Every health system wants clinical AI. Far fewer want to talk about how to pay for it.
The economics are hardest exactly where the need is greatest. In safety-net and public systems, margins are thin and the payor mix is unforgiving. Clinical AI — the kind that touches diagnosis and treatment — is expensive to build, slow to validate, and high-stakes to deploy. Pitch it to a board on faith and you'll wait years for a yes.
The usual response is to pitch AI as a cost-cutter instead. I think that's the wrong frame entirely. The point of AI in healthcare isn't to cut cost — it's to expand capacity. Staff, beds, and clinic hours are finite; demand is not. The question that matters isn't "how many dollars did we save?" but "how many more patients did we serve with what we already have?"
But conviction doesn't fund a platform. So here's the operating model I've come to believe in after fifteen-plus years building data and AI products in healthcare: start in the revenue cycle, and let the back office pay for the bedside.
Where AI earns its first keep
Denials, charge capture, payment variance — this is where AI proves itself fastest. The outcomes are measured in dollars and visible within months. The stakes are lower than anything touching a treatment decision, so you can iterate quickly. And the data — claims, remittances, clinical documentation — already exists. Done well, those early wins do two things at once: they fund the data platform every later use case needs, and they buy credibility with the clinicians and executives who will decide whether clinical AI ever ships.
Utilization management is the example I've seen up close. Deciding whether an inpatient admission is medically necessary used to mean a clinician spending hours combing documentation. An AI tool that reads the notes, labs, and encounter data in real time and lines the case up against clinical criteria turns those hours into minutes — surfacing the vitals, results, and presenting symptoms that matter, with suggested diagnosis codes and the evidence behind each one. Reviewers confirm rather than excavate. The tool also catches supportable codes that human review missed, which physicians — reasonably skeptical at first — noticed and appreciated. The result is fewer denials, protected reimbursement, and faster patient flow. And a line I hold firmly: the AI is decision support, not the decision-maker. A human makes the call; the machine does the reading.
The data layer underneath
None of that works without the data foundation, and three lessons there have held up everywhere I've applied them.
Work backwards from a use case. "Get the data ready for AI" is an ocean-boiling project with no finish line. "Get these four feeds ready for utilization review" is a quarter of work.
Build a canonical model early. Patients, encounters, claims, providers — abstracted into consistent objects with clear lineage rules. Every use case after the first gets cheaper.

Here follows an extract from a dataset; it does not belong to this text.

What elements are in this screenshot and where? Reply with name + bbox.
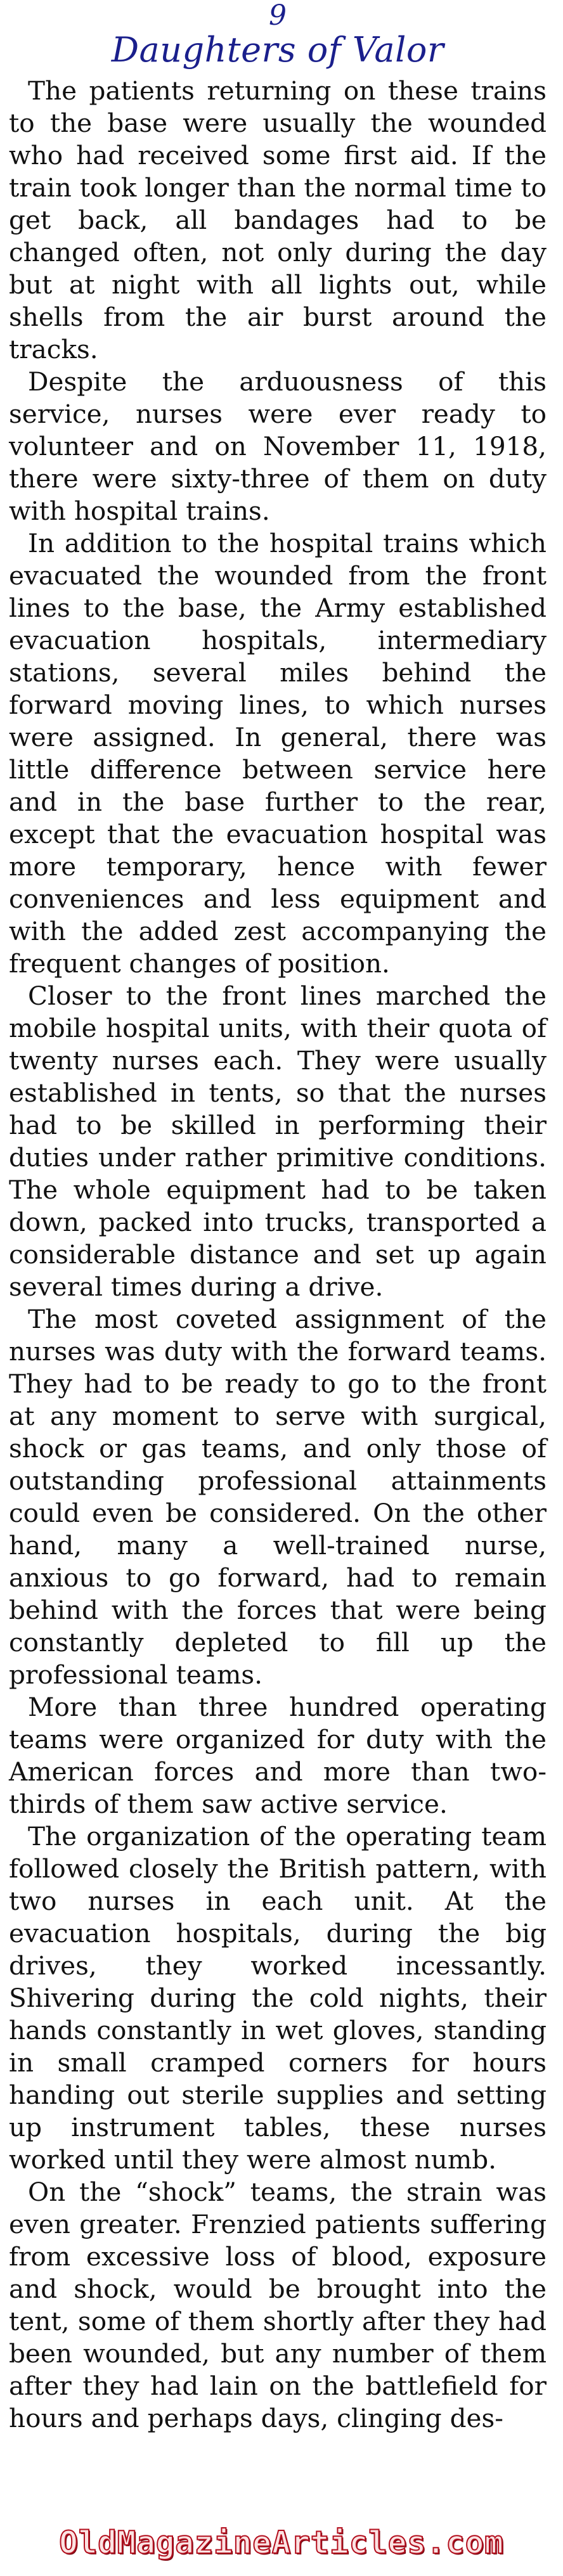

Don't wait for modernization. Plenty of the feeds that matter still arrive as HL7 messages and CSVs over SFTP. That's fine. Waiting for a pristine platform is how AI programs die in year one.
Champions, not committees
The people side matters as much as the pipes. The single biggest success factor I've seen is a champion inside the domain — someone with real subject-matter expertise and the appetite to sit through iterative build cycles. Some clinicians operate like startup founders; find them. Then run the early work like an internal consulting group: small, fast, validating the concept with the people who'll actually use it — before you formalize anything or buy infrastructure.
The most common mistake is the mirror image: building the thing without a rollout plan, an adoption target, or monitoring. An AI model isn't a report you ship and forget. It drifts, the world changes underneath it, and adoption — not accuracy in a lab — is the only metric that ultimately matters.
Equity is an accuracy requirement
One more thing belongs on the first-wins list, and it isn't financial. Systems that serve everyone can't treat equity as a compliance checkbox. Language models perform worse in languages other than English; models trained on unrepresentative data lose accuracy for exactly the patients who can least afford it. If your patients speak sixty languages, a tool that only works well in English doesn't work.
The engine, not the point
The revenue cycle isn't the point. It's the engine. Every recovered dollar and returned hour compounds into the thing that is the point: more patients seen, sooner, with the staff and space you already have. Cost-cutting shrinks a health system to fit its budget. Capacity-building grows what the budget can do.
Start where the money leaks. Spend what you recover at the bedside.